The drop-off in the Power business is generational — an industry analyst specializing in the Power Generation industry, McCoy’s Research — predicts that sales of power generation equipment, measured in Gigawatts of capacity, will reach lows in 2018 not seen since 2002. In statistical terms, this equates to something like a two- or three-standard deviation event.

When I do valuations, I purposely try to think in one-standard deviation terms. For an initial valuation, I want to derive the most-likely valuation range for that company in the most likely situation. This bias makes sense for an initial valuation. No one would ever invest if their worst-case scenario involved a rogue asteroid destroying all life on earth. However, as one increases one’s ownership stake and the time that one is an owner, I believe that the analytical focus must change from a statistical perspective (e.g., thinking about revenue growth, profitability, and investments from a “normalized” view) to a detailed perspective based in and understanding of actual dynamics in the marketplace.

This seems like a common-sense approach, but in fact, the mantra oft repeated by Buffett acolytes is “Just buy a good company and hold it forever” — essentially in direct contradiction to the “Start general, get specific” approach detailed above.

Related to this realization is a renewed and reinforced dislike for an approach that values quantity of ideas over quality of understanding. One of the reasons that we have started talking about re-engineering Framework’s subscription structure is my realization that a typical “newsletter” approach forces the writer (me in this case) to offer a constant stream of different investment ideas. A constant stream of investment ideas means that either there are many people working to understand companies in depth or that you’ve got one or a few people with only a cursory understanding of a lot of companies.

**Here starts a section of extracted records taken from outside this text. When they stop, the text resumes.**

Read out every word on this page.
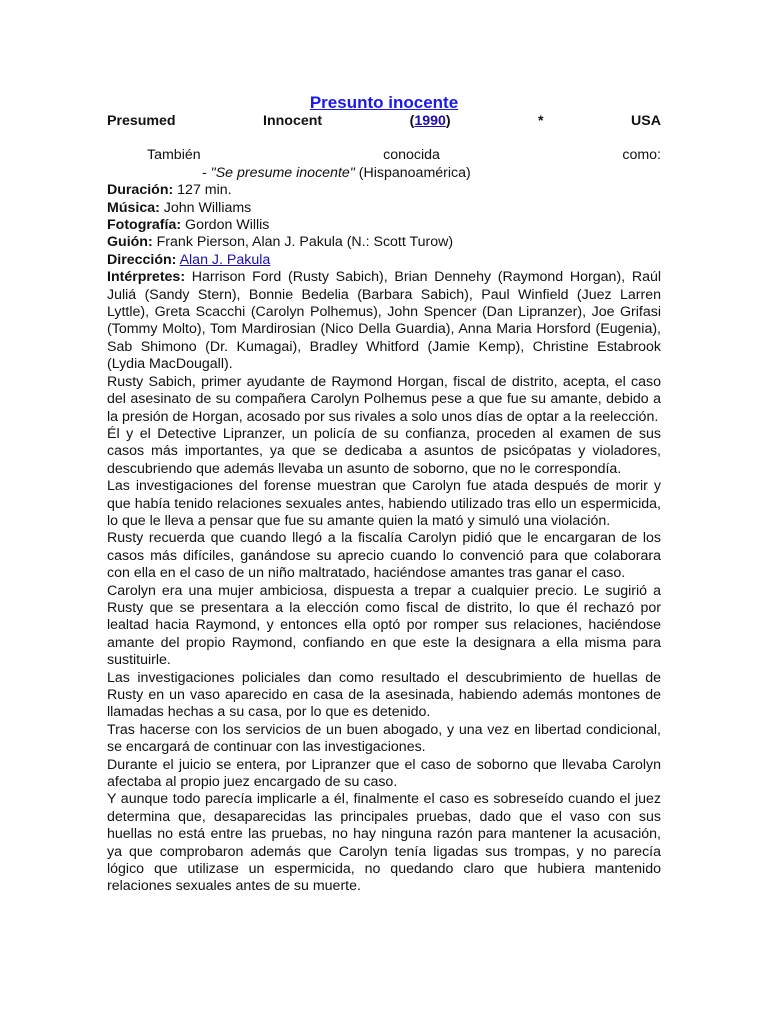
Presunto inocente
Presumed	Innocent	(1990)	*	USA
También	conocida	como:
- "Se presume inocente" (Hispanoamérica)

Duración: 127 min.

Música: John Williams

Fotografía: Gordon Willis

Guión: Frank Pierson, Alan J. Pakula (N.: Scott Turow)

Dirección: Alan J. Pakula

Intérpretes: Harrison Ford (Rusty Sabich), Brian Dennehy (Raymond Horgan), Raúl Juliá (Sandy Stern), Bonnie Bedelia (Barbara Sabich), Paul Winfield (Juez Larren Lyttle), Greta Scacchi (Carolyn Polhemus), John Spencer (Dan Lipranzer), Joe Grifasi (Tommy Molto), Tom Mardirosian (Nico Della Guardia), Anna Maria Horsford (Eugenia), Sab Shimono (Dr. Kumagai), Bradley Whitford (Jamie Kemp), Christine Estabrook (Lydia MacDougall).

Rusty Sabich, primer ayudante de Raymond Horgan, fiscal de distrito, acepta, el caso del asesinato de su compañera Carolyn Polhemus pese a que fue su amante, debido a la presión de Horgan, acosado por sus rivales a solo unos días de optar a la reelección.

Él y el Detective Lipranzer, un policía de su confianza, proceden al examen de sus casos más importantes, ya que se dedicaba a asuntos de psicópatas y violadores, descubriendo que además llevaba un asunto de soborno, que no le correspondía.

Las investigaciones del forense muestran que Carolyn fue atada después de morir y que había tenido relaciones sexuales antes, habiendo utilizado tras ello un espermicida, lo que le lleva a pensar que fue su amante quien la mató y simuló una violación.

Rusty recuerda que cuando llegó a la fiscalía Carolyn pidió que le encargaran de los casos más difíciles, ganándose su aprecio cuando lo convenció para que colaborara con ella en el caso de un niño maltratado, haciéndose amantes tras ganar el caso.

Carolyn era una mujer ambiciosa, dispuesta a trepar a cualquier precio. Le sugirió a Rusty que se presentara a la elección como fiscal de distrito, lo que él rechazó por lealtad hacia Raymond, y entonces ella optó por romper sus relaciones, haciéndose amante del propio Raymond, confiando en que este la designara a ella misma para sustituirle.

Las investigaciones policiales dan como resultado el descubrimiento de huellas de Rusty en un vaso aparecido en casa de la asesinada, habiendo además montones de llamadas hechas a su casa, por lo que es detenido.

Tras hacerse con los servicios de un buen abogado, y una vez en libertad condicional, se encargará de continuar con las investigaciones.

Durante el juicio se entera, por Lipranzer que el caso de soborno que llevaba Carolyn afectaba al propio juez encargado de su caso.

Y aunque todo parecía implicarle a él, finalmente el caso es sobreseído cuando el juez determina que, desaparecidas las principales pruebas, dado que el vaso con sus huellas no está entre las pruebas, no hay ninguna razón para mantener la acusación, ya que comprobaron además que Carolyn tenía ligadas sus trompas, y no parecía lógico que utilizase un espermicida, no quedando claro que hubiera mantenido relaciones sexuales antes de su muerte.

My last realization deals with the sensitivities of complex systems. My mental model going into 2017 was that GE was producing equipment and providing services needed as the world’s population enriched themselves and aged. GE was busy paring down its portfolio, creating a smaller stream of profits, but, in the process, was using the cash generated when it sold assets to buy back equity. In other words, the company was choosing to shrink its capital base at the same time that it was shrinking its asset base.

This is a sensible view and I think it still holds. However, the historically significant weakness in its largest segment (Power) and typical cyclical weakness in another important segment (Oil & Gas) meant that cash was not available to buy back shares. Because share buybacks stopped, the dividend payment was doubly untenable — the cash flow supporting it had weakened and the equity base was too large.

Long story short, GE’s fair value is certainly lower than my published fair value for the company, but how much lower, and what the range is, is still impossible for me to say. Once the full annual statements are published, I will reassess and republish a valuation and, if appropriate, an investment structuring recommendation.

Recent movements in the price of a stock are mostly, if not wholly, based on what I call X-System processes. It is hard for me to imagine a level of pessimism toward a company much higher than it is for GE today, barring the existence of large-scale fraud (e.g., Enron). If this is true, it suggests there may be an investing opportunity in GE now, but to say so without the analysis to support an investment would be to completely abandon a commitment to C-System (i.e., rational) processes.